Isa Mustafa: En 2017, nous avons retiré les ministres élus députés pour éviter de violer la Constitution

L'ancien Premier ministre du Kosovo Isa Mustafa, par une réaction, a rappelé qu'à la veille de la certification des élections en 2017, il libérait les ministres élus députés pour éviter de violer la Constitution, ajoutant que cette mesure ne prenait pas pour un exemple de mise en œuvre de la Constitution, mais pour empêcher [le]
L'ancien Premier ministre du Kosovo Isa Mustafa, par une réaction, a rappelé qu'à la veille du certificat électoral de 2017, il a relevé les ministres élus députés pour éviter de violer la Constitution.
Il a ajouté que cette mesure avait été prise, non pas pour donner l ' exemple de l ' application de la Constitution, mais pour empêcher qu ' elle ne devienne un exemple de violation.

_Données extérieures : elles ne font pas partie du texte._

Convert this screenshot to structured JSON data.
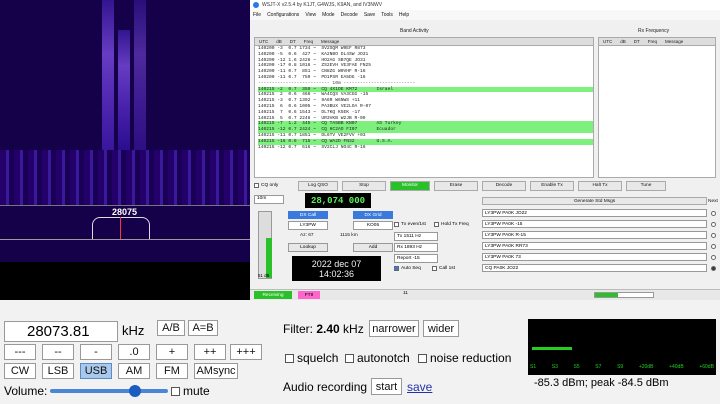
{
  "waterfall": {
    "freq_label": "28075"
  },
  "wsjt": {
    "title": "WSJT-X   v2.5.4   by K1JT, G4WJS, K9AN, and IV3NWV",
    "menu": [
      "File",
      "Configurations",
      "View",
      "Mode",
      "Decode",
      "Save",
      "Tools",
      "Help"
    ],
    "band_activity_label": "Band Activity",
    "rx_frequency_label": "Rx Frequency",
    "columns": [
      "UTC",
      "dB",
      "DT",
      "Freq",
      "Message"
    ],
    "rows": [
      {
        "t": "140200 -3  0.7 1734 ~  SV2SQM W9EF R873",
        "hl": false
      },
      {
        "t": "140200 -5  0.6  427 ~  KA2NBO DL4SW JO31",
        "hl": false
      },
      {
        "t": "140200 -12 1.6 2426 ~  HO2AG SB7QE JO31",
        "hl": false
      },
      {
        "t": "140200 -17 0.8 1016 ~  ZS2EVH VE3FAE FN25",
        "hl": false
      },
      {
        "t": "140200 -11 0.7  851 ~  CN8ZG W0VHF R-16",
        "hl": false
      },
      {
        "t": "140200 -11 0.7  759 ~  PD1PSR EA5DG -16",
        "hl": false
      },
      {
        "t": "-------------------------- 10m --------------------------",
        "hl": false
      },
      {
        "t": "140215 -2  0.7  359 ~  CQ 4X1DE KM72       Israel",
        "hl": true
      },
      {
        "t": "140215  2  0.6  466 ~  WA4CQS VA3CGG -15",
        "hl": false
      },
      {
        "t": "140215 -3  0.7 1392 ~  9A6R W6NWS +11",
        "hl": false
      },
      {
        "t": "140215  6  0.6 1005 ~  PA3BUX VE2LOA R-07",
        "hl": false
      },
      {
        "t": "140215  7  0.6 1543 ~  DL7KQ K5EK -17",
        "hl": false
      },
      {
        "t": "140215  5  0.7 2246 ~  UR3VKB W2JB R-09",
        "hl": false
      },
      {
        "t": "140215 -7  1.2  445 ~  CQ TA5BB KN07       AS Turkey",
        "hl": true
      },
      {
        "t": "140215 -12 0.7 2424 ~  CQ HC2AO FI07       Ecuador",
        "hl": true
      },
      {
        "t": "140215 -11 0.7 1851 ~  DL6TV VE2FVV +03",
        "hl": false
      },
      {
        "t": "140215 -16 0.6  715 ~  CQ WA2D FN32        U.S.A.",
        "hl": true
      },
      {
        "t": "140215 -12 0.7  616 ~  SV2CLJ NO4C R-16",
        "hl": false
      }
    ],
    "controls": [
      "CQ only",
      "Log QSO",
      "Stop",
      "Monitor",
      "Erase",
      "Decode",
      "Enable Tx",
      "Halt Tx",
      "Tune"
    ],
    "tx_even": "Tx even/1st",
    "hold_tx": "Hold Tx Freq",
    "band": "10m",
    "dial_freq": "28,074 000",
    "tx_hz": "Tx  1511 Hz",
    "rx_hz": "Rx  1893 Hz",
    "report": "Report -15",
    "dx_call_label": "DX Call",
    "dx_grid_label": "DX Grid",
    "dx_call": "LY3PW",
    "dx_grid": "KO05",
    "az": "Az: 67",
    "dist": "1115 km",
    "lookup": "Lookup",
    "add": "Add",
    "auto_seq": "Auto Seq",
    "call_1st": "Call 1st",
    "meter_db": "51 dB",
    "date": "2022 dec 07",
    "time": "14:02:36",
    "gen_msgs": "Generate Std Msgs",
    "next_label": "Next",
    "tx_msgs": [
      "LY3PW PA0K JO22",
      "LY3PW PA0K -15",
      "LY3PW PA0K R-15",
      "LY3PW PA0K RR73",
      "LY3PW PA0K 73",
      "CQ PA0K JO22"
    ],
    "status_receiving": "Receiving",
    "status_mode": "FT8",
    "status_num": "11",
    "progress": 0.4
  },
  "sdr": {
    "frequency": "28073.81",
    "unit": "kHz",
    "ab": "A/B",
    "aeqb": "A=B",
    "steps": [
      "---",
      "--",
      "-",
      ".0",
      "+",
      "++",
      "+++"
    ],
    "modes": [
      "CW",
      "LSB",
      "USB",
      "AM",
      "FM",
      "AMsync"
    ],
    "active_mode": "USB",
    "volume_label": "Volume:",
    "volume": 0.72,
    "mute": "mute",
    "filter_prefix": "Filter:",
    "filter_value": "2.40",
    "filter_unit": "kHz",
    "narrower": "narrower",
    "wider": "wider",
    "squelch": "squelch",
    "autonotch": "autonotch",
    "noise_reduction": "noise reduction",
    "audio_recording": "Audio recording",
    "start": "start",
    "save": "save",
    "smeter_scale": [
      "S1",
      "S3",
      "S5",
      "S7",
      "S9",
      "+20dB",
      "+40dB",
      "+60dB"
    ],
    "smeter_level": 0.22,
    "signal_reading": "-85.3 dBm; peak  -84.5 dBm",
    "colors": {
      "accent": "#3a7adc",
      "highlight_row": "#7ef07e",
      "dial_text": "#5ef05e"
    }
  }
}
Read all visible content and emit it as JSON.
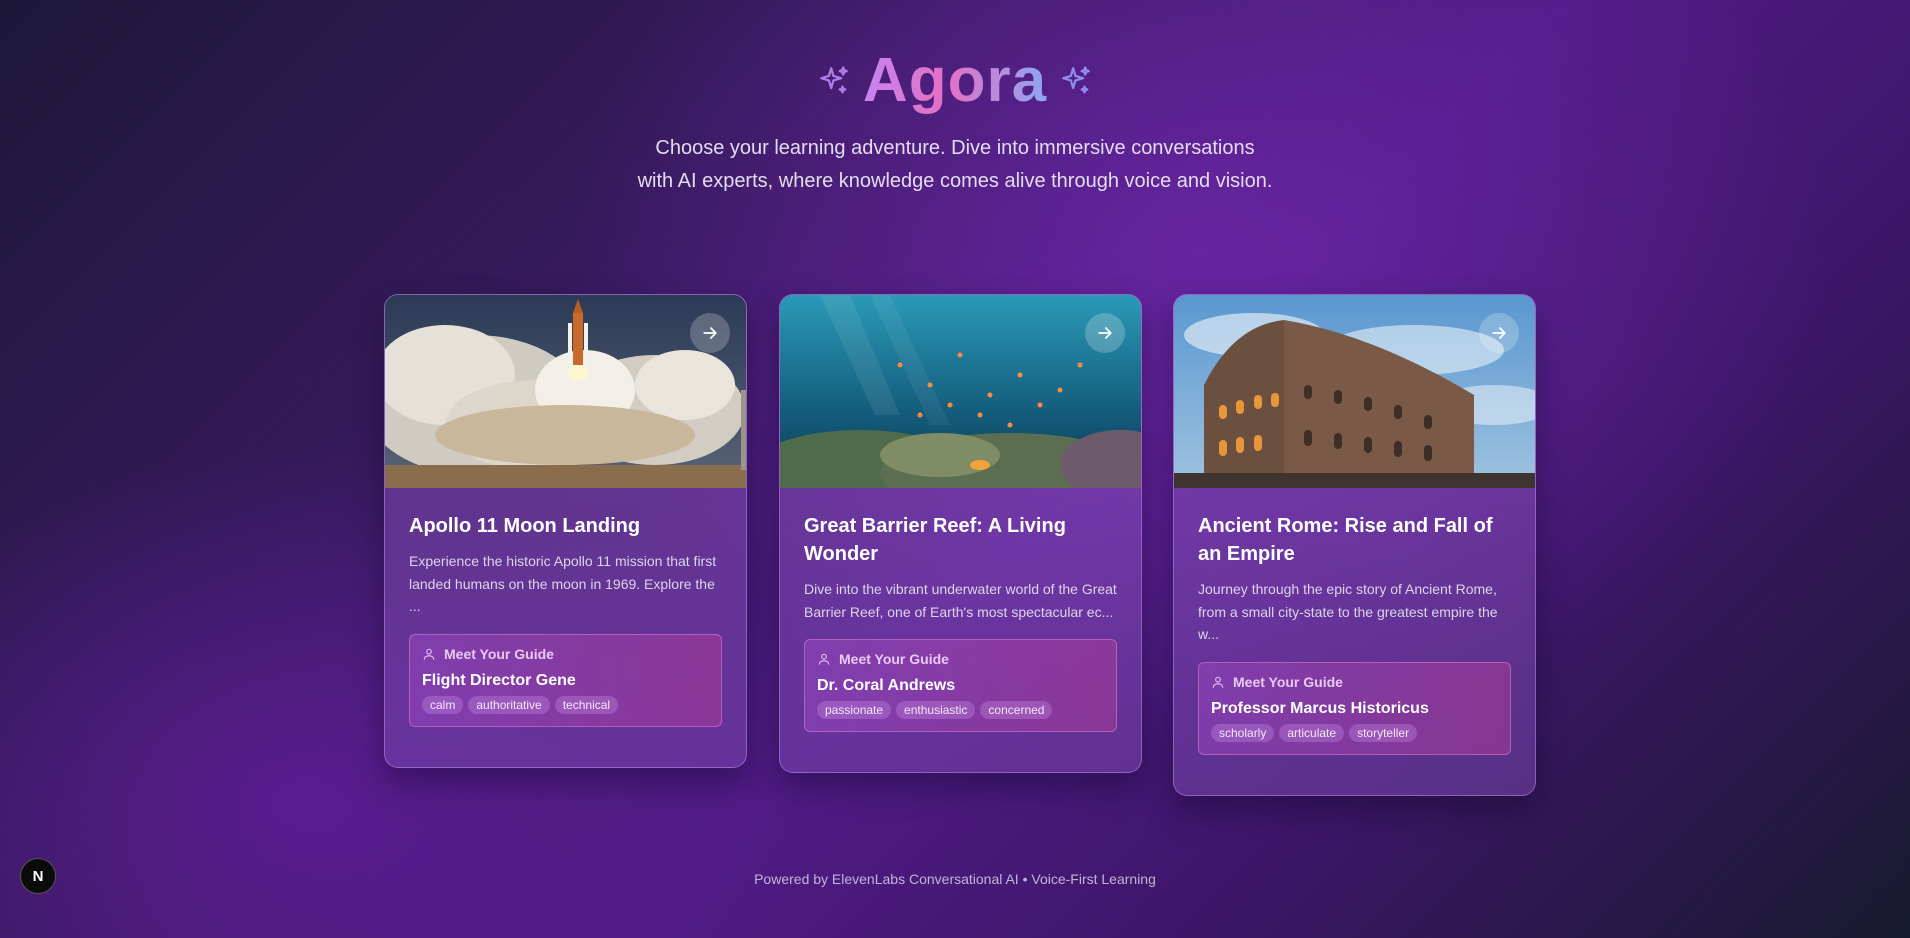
{
  "header": {
    "title": "Agora",
    "subtitle": "Choose your learning adventure. Dive into immersive conversations with AI experts, where knowledge comes alive through voice and vision."
  },
  "cards": [
    {
      "title": "Apollo 11 Moon Landing",
      "description": "Experience the historic Apollo 11 mission that first landed humans on the moon in 1969. Explore the ...",
      "image": "rocket-launch-image",
      "guide_label": "Meet Your Guide",
      "guide_name": "Flight Director Gene",
      "tags": [
        "calm",
        "authoritative",
        "technical"
      ]
    },
    {
      "title": "Great Barrier Reef: A Living Wonder",
      "description": "Dive into the vibrant underwater world of the Great Barrier Reef, one of Earth's most spectacular ec...",
      "image": "coral-reef-image",
      "guide_label": "Meet Your Guide",
      "guide_name": "Dr. Coral Andrews",
      "tags": [
        "passionate",
        "enthusiastic",
        "concerned"
      ]
    },
    {
      "title": "Ancient Rome: Rise and Fall of an Empire",
      "description": "Journey through the epic story of Ancient Rome, from a small city-state to the greatest empire the w...",
      "image": "colosseum-image",
      "guide_label": "Meet Your Guide",
      "guide_name": "Professor Marcus Historicus",
      "tags": [
        "scholarly",
        "articulate",
        "storyteller"
      ]
    }
  ],
  "footer": {
    "text": "Powered by ElevenLabs Conversational AI • Voice-First Learning"
  },
  "dev_badge": {
    "label": "N"
  },
  "icons": {
    "sparkle": "sparkles-icon",
    "arrow": "arrow-right-icon",
    "user": "user-icon"
  },
  "colors": {
    "title_gradient": [
      "#c584f0",
      "#e56fc4",
      "#8ea6f2"
    ],
    "accent": "#e56fc4"
  }
}
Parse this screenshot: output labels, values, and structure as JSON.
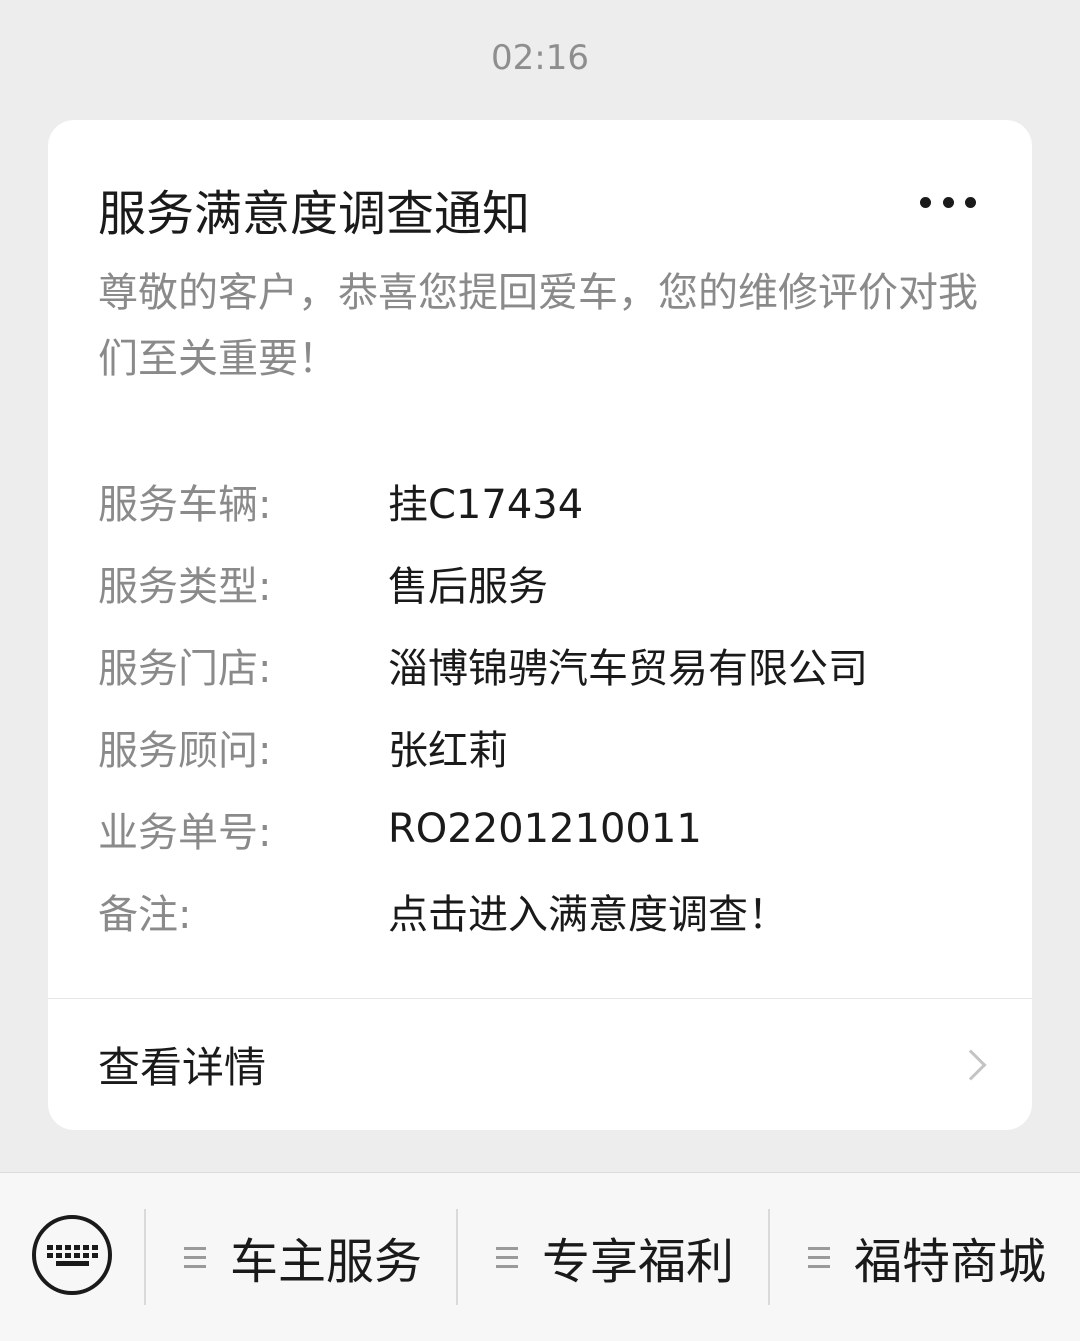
{
  "time": "02:16",
  "card": {
    "title": "服务满意度调查通知",
    "description": "尊敬的客户，恭喜您提回爱车，您的维修评价对我们至关重要！",
    "rows": [
      {
        "key": "服务车辆:",
        "value": "挂C17434"
      },
      {
        "key": "服务类型:",
        "value": "售后服务"
      },
      {
        "key": "服务门店:",
        "value": "淄博锦骋汽车贸易有限公司"
      },
      {
        "key": "服务顾问:",
        "value": "张红莉"
      },
      {
        "key": "业务单号:",
        "value": "RO2201210011"
      },
      {
        "key": "备注:",
        "value": "点击进入满意度调查！"
      }
    ],
    "detail_label": "查看详情"
  },
  "bottom_menu": {
    "items": [
      {
        "label": "车主服务"
      },
      {
        "label": "专享福利"
      },
      {
        "label": "福特商城"
      }
    ]
  },
  "icons": {
    "more": "more-dots-icon",
    "chevron": "chevron-right-icon",
    "keyboard": "keyboard-icon",
    "menu": "menu-lines-icon"
  }
}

Tout en soulignant que le gouvernement en exercice ne devrait pas se permettre une action inconstitutionnelle et rester au pouvoir en violation de la loi.
Affichage complet :
À la veille de la certification des résultats des élections de 2017, en consultation avec le Cabinet juridique du KM et avec le conseiller juridique du Premier ministre, qui est aujourd'hui président de l'Oda of Lawyers, conformément à l'article 72 de la Constitution, en tant que premier ministre en exercice, j'ai libéré un vice-premier ministre et huit ministres ayant obtenu le mandat du député. Les gouvernements libérés de leurs fonctions étaient : Ramiz Kelmendi, vice-premier ministre, ministres; Dr Cameron Shala, Dr Avdullah Hoti. Enver Hoxhaj, Dr Lutfi Zharku, Memli Krasniqi, Dr Hykmete Bajrami, Arba Abashi et Rasim Demiri. Nous avons pris cette mesure, non pour être un exemple d'application de la Constitution, mais pour nous empêcher de devenir un exemple d'acte répréhensible. En fait, chacun d'entre eux a exigé que son mandat au sein du gouvernement ne tombe pas dans l'incompatibilité constitutionnelle avec le mandat législatif, même si, à l'époque, le Kosovo n'avait pas la loi sur le gouvernement, ce qui rendait désormais le code constitutionnel juridiquement contraignant que personne ne puisse en même temps exercer des fonctions exécutives et législatives. C'est ce que la Cour suprême a dit il y a quelques jours. Le gouvernement en place ne devrait pas se permettre de prendre des mesures inconstitutionnelles et rester au pouvoir en violation de la loi. Cependant, la fragilité du pouvoir est la meilleure preuve lorsque vous tombez hors du pouvoir. Alors non seulement la responsabilité des actes non juridiques et illégaux devrait être confiée, mais aussi la responsabilité individuelle devant la loi pour les conséquences créées par le mépris du pouvoir judiciaire.